O advogado Rodrigo Brunelli, do escritório Ulhôa Canto, explica que os clientes pedem soluções tributárias para o alívio de caixa. “A gente começou a estudar alternativas eficientes e, que, ao mesmo tempo, não deixassem o governo desamparado. A gente está chegando à conclusão de que vai ser um negócio que governo e contribuintes devem atravessar de mãos dadas. Não adianta não dar alívio fiscal e matar as empresas ou dar alívio fiscal e matar o governo”.

Brunelli acredita que entre as alterações normativas importantes para as empresas estaria a suspensão temporária da trava de 30% para compensação de prejuízos fiscais e a permissão da compensação de créditos tributários com estimativas. “Isso vai fazer com que as empresas que têm crédito possam compensá-los para pagar as estimativas mensais, o que dá um belo alívio de caixa para as empresas”.

Além disso, propõe a possibilidade de migração do regime do lucro presumido para o real e do real anual para real trimestral. “Pelo modelo atual, a empresa opta por um dos regimes no primeiro recolhimento, no entanto, as empresas fizeram a opção antes da crise”, avalia.
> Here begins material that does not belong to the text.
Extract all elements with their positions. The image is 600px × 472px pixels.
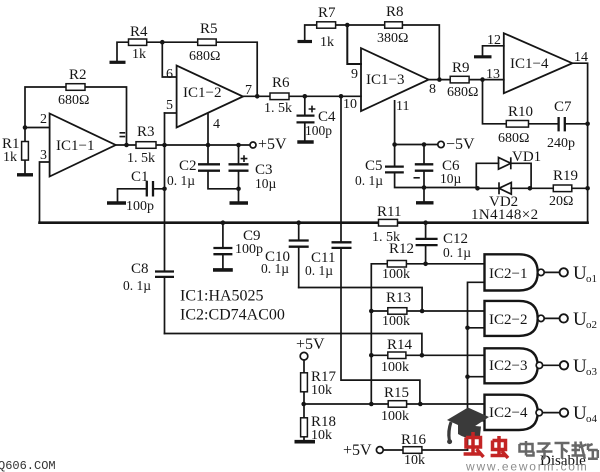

Outra solução proposta pelo escritório é a possibilidade de usar o prejuízo fiscal de uma empresa para outra companhia do mesmo grupo econômico.

O especialista pondera que, se o governo federal não adotar as medidas cabíveis, as empresas terão que judicializar a negociação do pagamento de tributos. “O que me parece o pior cenário, pois só aumentará o custo para as empresas e a pressão sobre o governo”, explica.